Love is for stupid people who don’t have Twitter.
There are two types of people in this world:
1)People who tried to move an object with their mind at least once
2)Liars
You rolling your eyes doesn’t mean I’m going to stop talking
me *choking*
dog *grabs the sandwich I dropped and brings it to her bed*
Careful, friends. [bends down and examines a handprint in the sidewalk] There is a very powerful child nearby.
What’sApp
Me: Mom, what’s for dinner?
Mom : typing …*gets married*
*have kids*
*gets old*
*dies*
*goes to hell*Mom: Fish, honey!
date: what’s your dream job?
me: designing food stats for RPGs
date: umm ok… *sips water*
me: [under breath] -2 thirst
Shopping online and betting on which shipments arrive by the estimated delivery dates because I don’t feel like going to a casino to lose money.
Why do seagulls live by the sea?
Because if they lived by the bay theyd be bagels.
When I said that you’d always have a place to stay in rough times, I meant like a motel or a shelter. Anyway … You can’t stay here.
Who called it anxiety and not revenge of the nerves?
I never made it as a firefighter. I thought arsonists were people who hated arson, so every time we met one I thanked him for his support
Pulling out of the driveway for a two-hour car ride to visit family.
My 5yo from the backseat: “Don’t turn the radio on, Mama. I brought my harmonica so I can play you music.”
I wrote a haiku about mansplaining for the Thursday contest and my husband offered to “look at it and make sure it fit the 5-7-5 format.”
If I owned a Brazilian waxing joint, I’d call it Pubic’s Cube or The Razor’s Edge or Hedging Your Bets or Getting a Leg Up or Bush League or
When older people say, “Enjoy them while they are young.”
They are talking about your knees and hips not your kids.
Life is like a roller coaster: There are ups & downs, you often feel like vomiting, but in the end there are weird pictures of you for sale.

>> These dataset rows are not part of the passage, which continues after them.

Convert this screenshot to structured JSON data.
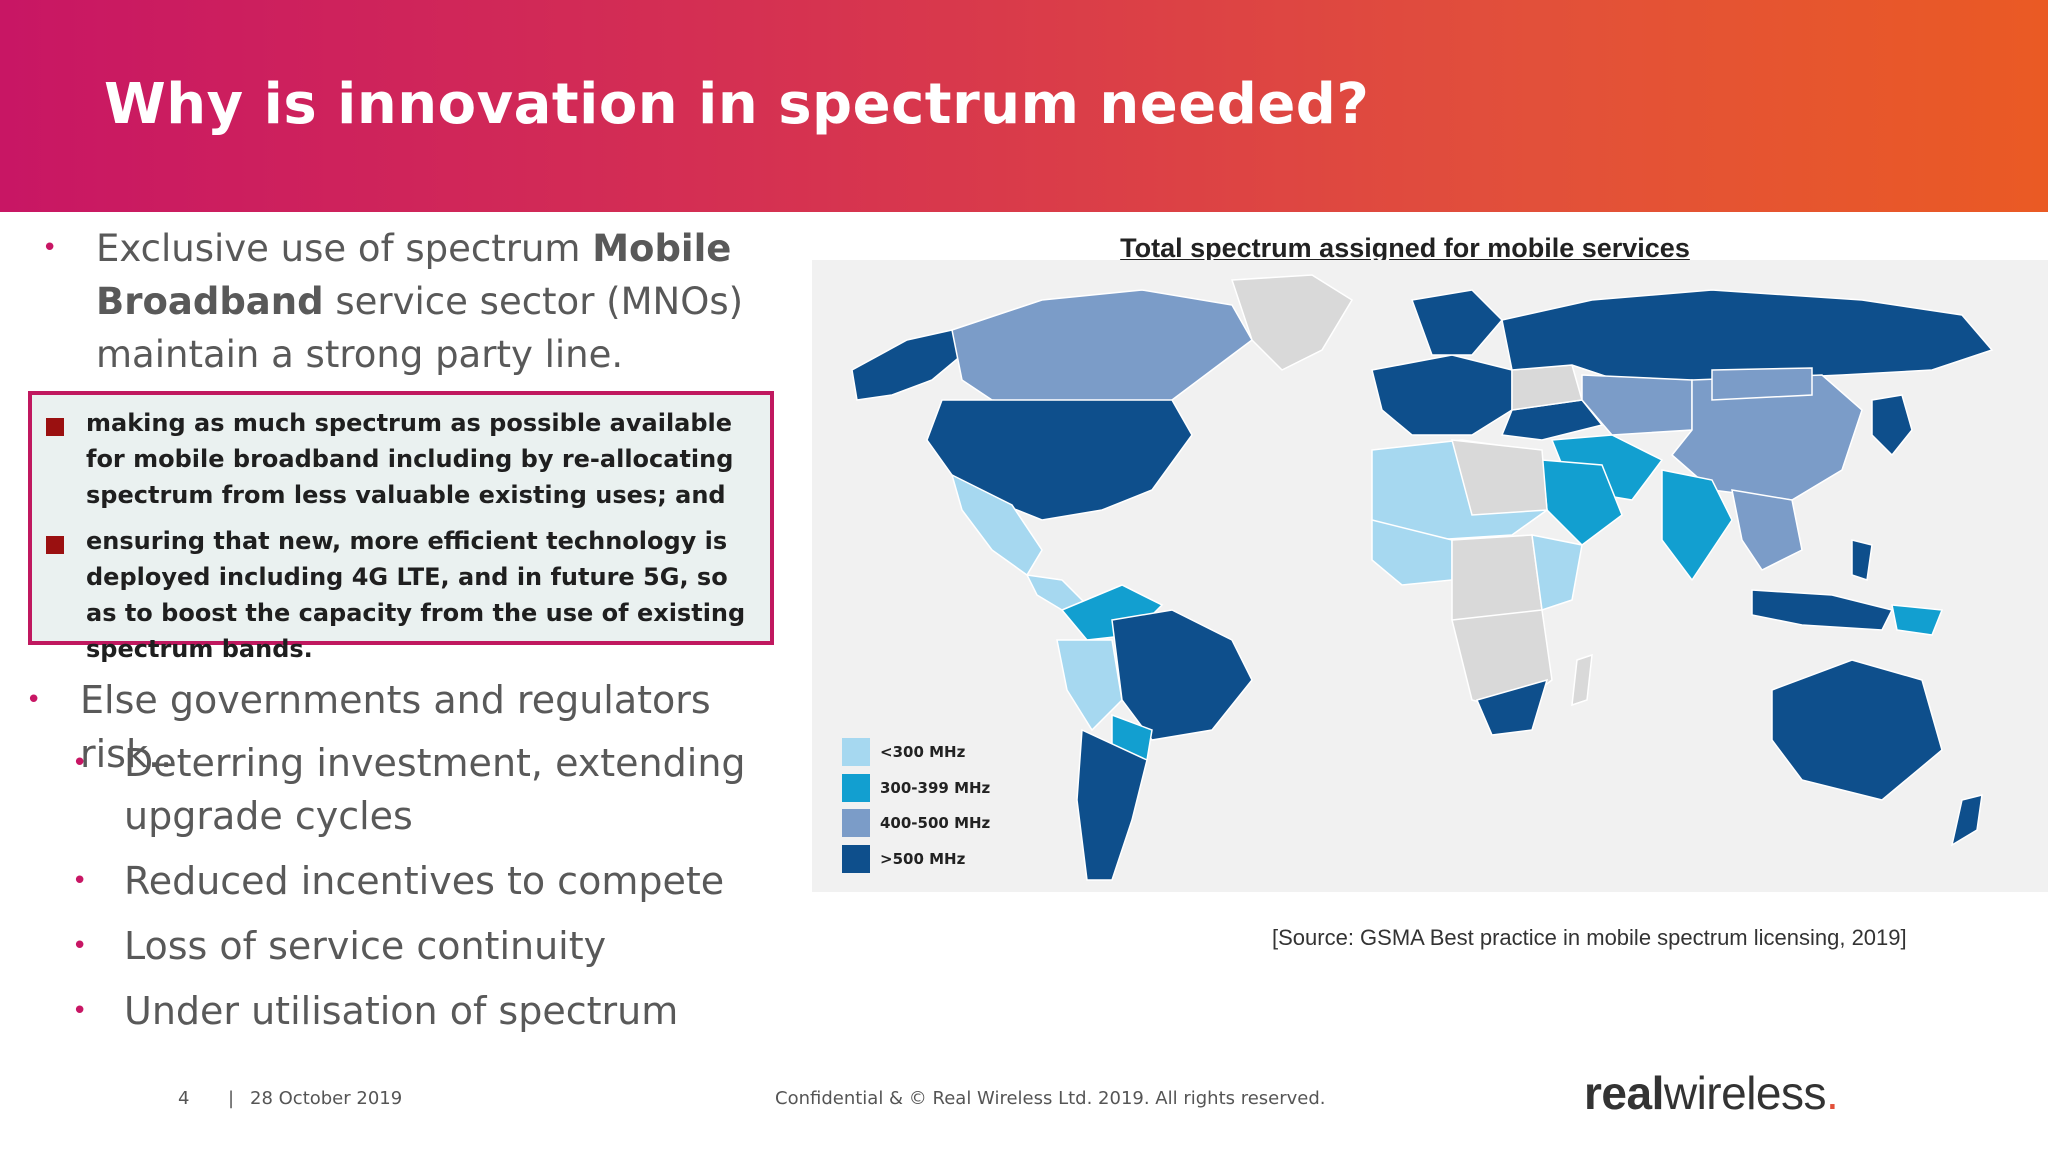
{
  "slide": {
    "title": "Why is innovation in spectrum needed?",
    "bullet1": {
      "pre": "Exclusive use of spectrum ",
      "bold": "Mobile Broadband",
      "post": " service sector (MNOs) maintain a strong party line."
    },
    "quote_items": [
      "making as much spectrum as possible available for mobile broadband including by re-allocating spectrum from less valuable existing uses; and",
      "ensuring that new, more efficient technology is deployed including 4G LTE, and in future 5G, so as to boost the capacity from the use of existing spectrum bands."
    ],
    "bullet2": "Else governments and regulators risk..",
    "sub_bullets": [
      "Deterring investment, extending upgrade cycles",
      "Reduced incentives to compete",
      "Loss of service continuity",
      "Under utilisation of spectrum"
    ],
    "bullet_glyph": "•"
  },
  "map": {
    "title": "Total spectrum assigned for mobile services",
    "legend": [
      {
        "label": "<300 MHz",
        "color": "#a6d8f0"
      },
      {
        "label": "300-399 MHz",
        "color": "#129fd0"
      },
      {
        "label": "400-500 MHz",
        "color": "#7b9cc8"
      },
      {
        "label": ">500 MHz",
        "color": "#0e4f8c"
      }
    ],
    "no_data_color": "#d9d9d9",
    "source": "[Source: GSMA Best practice in mobile spectrum licensing, 2019]"
  },
  "footer": {
    "page": "4",
    "separator": "|",
    "date": "28 October 2019",
    "confidential": "Confidential & © Real Wireless Ltd. 2019. All rights reserved.",
    "brand_bold": "real",
    "brand_light": "wireless",
    "brand_dot": "."
  }
}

If you work for UPS or FedEx, you speak Parceltongue.
Days without shaking my head disapprovingly at myself: 0
[egg store]
Me: what kinda eggs are these?
Clerk: chicken eggs
Me: u got dog eggs?
Clerk [holdin up a sign saying meet me out back in 5]: no
I don’t know why I would want to “Keep Up” with them…
I don’t even know where Kardashia is.
(geography’s not my strong suit)
If I were the NY Times I’d make Wordle free to play but charge 99 cents to post your score on Twitter.
My neighbour was rushed to hospital today after a wasp landed on his face. It didn’t sting him, luckily I got it first with my shovel.
you would think “cyber-art heist” would be something awesome. it never is. imagine having a fortune in art stolen and when people ask what happened you have to be like “i updated my printer and within seconds a million in monkey jpegs was gone”
On any given microwave, there’s only one button to me. It doesn’t matter what I’m cooking I just keep hammering popcorn until it’s done.
It’s funny how a girl can remember a slightly inappropriate comment you made 10 years ago but not the directions to her friends house
I’m not proud of the person I become when I see a cheese tray at a party.
I work hard so that the possum that lives in my garage can have a better childhood than I did
I bet that if you cooked the entire Earth in a giant microwave, it would somehow come out cold in the middle.